Bin dankbar für jeden Tip von euch!


----------



## Jamdoumo (6. November 2013)

*AW: Neue Aspius Serie ausbalancieren???*

So knapp 5 Minuten in kochendes Wasser halten dann löst sich der Kleber! Istn Kinderspiel. Wichtig ist den Kork erst komplett trocknen zu lassen und dann erst die Kappe wieder drauf kleben. Gibts auch youtube Videos zu glaub ich. 

Viel Erfolg!


----------



## McFishMäc (6. November 2013)

*AW: Neue Aspius Serie ausbalancieren???*



Jamdoumo schrieb:


> So knapp 5 Minuten in kochendes Wasser halten dann löst sich der Kleber! Istn Kinderspiel. Wichtig ist den Kork erst komplett trocknen zu lassen und dann erst die Kappe wieder drauf kleben. Gibts auch youtube Videos zu glaub ich.
> 
> Viel Erfolg!


 
Danke schon einmal für die Antwort!
Bist du sicher das die Endkappe nur geklebt ist?
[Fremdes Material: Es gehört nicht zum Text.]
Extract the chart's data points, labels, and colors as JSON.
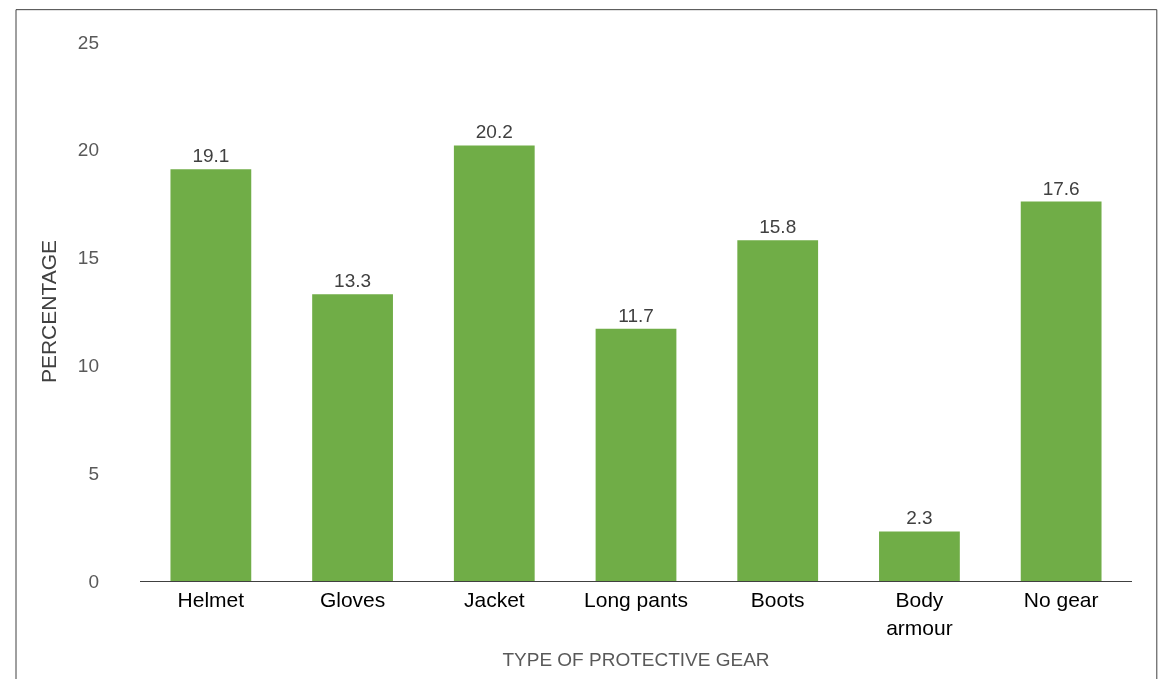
{
  "chart_data": {
    "type": "bar",
    "xlabel": "TYPE OF PROTECTIVE GEAR",
    "ylabel": "PERCENTAGE",
    "categories": [
      "Helmet",
      "Gloves",
      "Jacket",
      "Long pants",
      "Boots",
      "Body armour",
      "No gear"
    ],
    "values": [
      19.1,
      13.3,
      20.2,
      11.7,
      15.8,
      2.3,
      17.6
    ],
    "color": "#70ad47",
    "ylim": [
      0,
      25
    ],
    "yticks": [
      0,
      5,
      10,
      15,
      20,
      25
    ],
    "grid": false,
    "legend": false,
    "data_labels": true
  }
}
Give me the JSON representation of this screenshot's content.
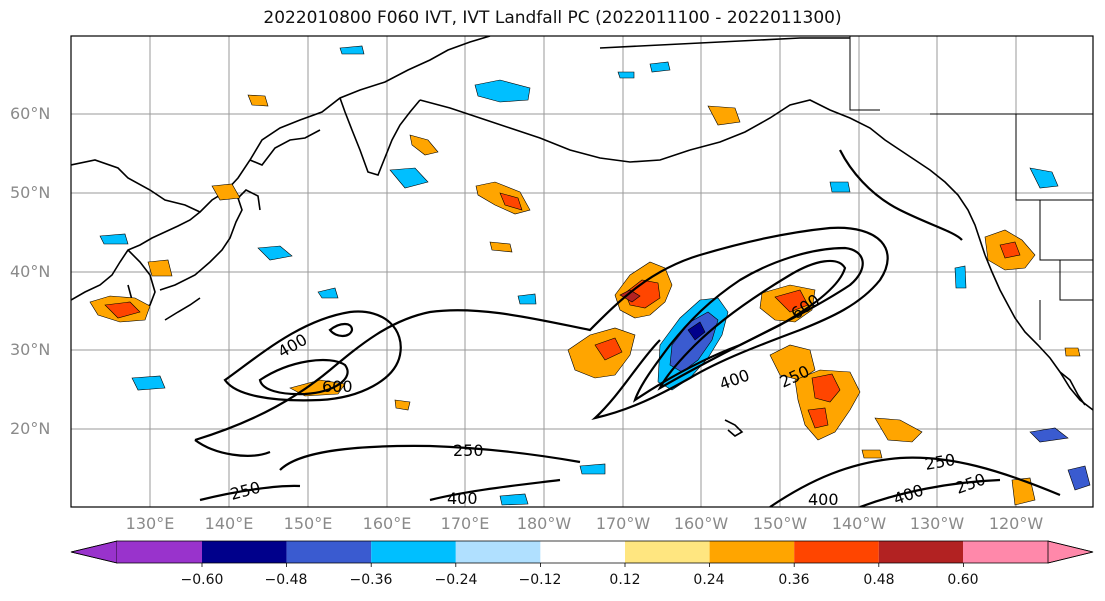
{
  "title": "2022010800 F060 IVT, IVT Landfall PC (2022011100 - 2022011300)",
  "lat_labels": [
    "60°N",
    "50°N",
    "40°N",
    "30°N",
    "20°N"
  ],
  "lon_labels": [
    "130°E",
    "140°E",
    "150°E",
    "160°E",
    "170°E",
    "180°W",
    "170°W",
    "160°W",
    "150°W",
    "140°W",
    "130°W",
    "120°W"
  ],
  "contour_labels": [
    "400",
    "600",
    "400",
    "600",
    "250",
    "250",
    "250",
    "400",
    "400",
    "400",
    "250",
    "250"
  ],
  "colorbar": {
    "ticks": [
      "−0.60",
      "−0.48",
      "−0.36",
      "−0.24",
      "−0.12",
      "0.12",
      "0.24",
      "0.36",
      "0.48",
      "0.60"
    ],
    "colors": [
      "#9933cc",
      "#00008b",
      "#3a5bd0",
      "#00bfff",
      "#b0e0ff",
      "#ffffff",
      "#ffe680",
      "#ffa500",
      "#ff4500",
      "#b22222",
      "#ff88aa"
    ]
  }
}
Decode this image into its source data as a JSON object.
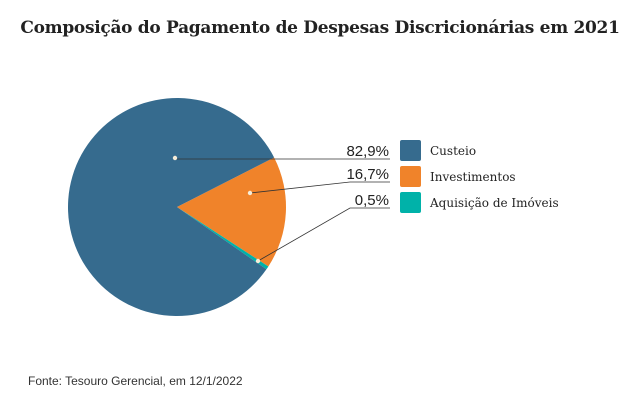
{
  "chart_data": {
    "type": "pie",
    "title": "Composição do Pagamento de Despesas Discricionárias em 2021",
    "slices": [
      {
        "label": "Custeio",
        "value": 82.9,
        "value_label": "82,9%",
        "color": "#366b8e"
      },
      {
        "label": "Investimentos",
        "value": 16.7,
        "value_label": "16,7%",
        "color": "#f0832a"
      },
      {
        "label": "Aquisição de Imóveis",
        "value": 0.5,
        "value_label": "0,5%",
        "color": "#00b2a9"
      }
    ],
    "legend": "right",
    "source": "Fonte: Tesouro Gerencial, em 12/1/2022"
  }
}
Wenn ja, muss ich ja das Kontergewicht wahrscheinlich auch einkleben?
Gibts hier im Board keinen der sowas schon mal gemacht hat und evtl ein paar Bilder vom "Umbau" hat???


----------



## Scaara (6. November 2013)

*AW: Neue Aspius Serie ausbalancieren???*

Das ist ein Thema, welches mich auch brennend interessiert!
Für Erfahrungsberichte wäre ich dankbar.


----------



## Fr33 (6. November 2013)

*AW: Neue Aspius Serie ausbalancieren???*

Kannst du mal ein Bild von der Endkappe machen?


----------



## McFishMäc (6. November 2013)

*AW: Neue Aspius Serie ausbalancieren???*



Fr33 schrieb:


> Kannst du mal ein Bild von der Endkappe machen?


 
Klar! Leider erst heute Nachmittag.
Bild kommt....


----------



## Fr33 (6. November 2013)

*AW: Neue Aspius Serie ausbalancieren???*

Kein Thema


----------



## Angelfetischist (6. November 2013)

*AW: Neue Aspius Serie ausbalancieren???*

Welches Modell hast du denn (7-28g9 oder (14-40g)?


----------



## McFishMäc (6. November 2013)

*AW: Neue Aspius Serie ausbalancieren???*



Angelfetischist schrieb:


> Welches Modell hast du denn (7-28g9 oder (14-40g)?


 
Ich hab die 2,70m mit 14-40g WG


----------



## Angelfetischist (6. November 2013)

*AW: Neue Aspius Serie ausbalancieren???*



McFishMäc schrieb:


> Ich hab die 2,70m mit 14-40g WG



Ach echt was ein zufall.
Hab gerade ebend einen thread eröffnet mit der Frage ob jemand die aspius mit dem Wg von 14-40 g schon mal in der Hand hatte.
Kannst du vielleicht was zu der rute erzählen?
das sie Kopflastig ist und die Möglichkeit Kontergewichte einzuschrauben nicht mehr gegeben ist finde ich ja mal echt bescheuert.#q
Aber was würdest du zu Ihrer Aktion sagen im vergleich zu dem vorgängermodell ?
Ist das Wg ungefähr real?


----------



## McFishMäc (6. November 2013)

*AW: Neue Aspius Serie ausbalancieren???*



Angelfetischist schrieb:


> Ach echt was ein zufall.
> Hab gerade ebend einen thread eröffnet mit der Frage ob jemand die aspius mit dem Wg von 14-40 g schon mal in der Hand hatte.
> Kannst du vielleicht was zu der rute erzählen?
> das sie Kopflastig ist und die Möglichkeit Kontergewichte einzuschrauben nicht mehr gegeben ist finde ich ja mal echt bescheuert.#q
> ...


 
 Ich kann dir leider noch keinen Erfahrungsbericht liefern da ich die Yasei noch nicht gefischt hab.
 Hol ich aber gerne nach sobald sie mal mit am Wasser war |supergri


----------



## McFishMäc (6. November 2013)

*AW: Neue Aspius Serie ausbalancieren???*



Fr33 schrieb:


> Kannst du mal ein Bild von der Endkappe machen?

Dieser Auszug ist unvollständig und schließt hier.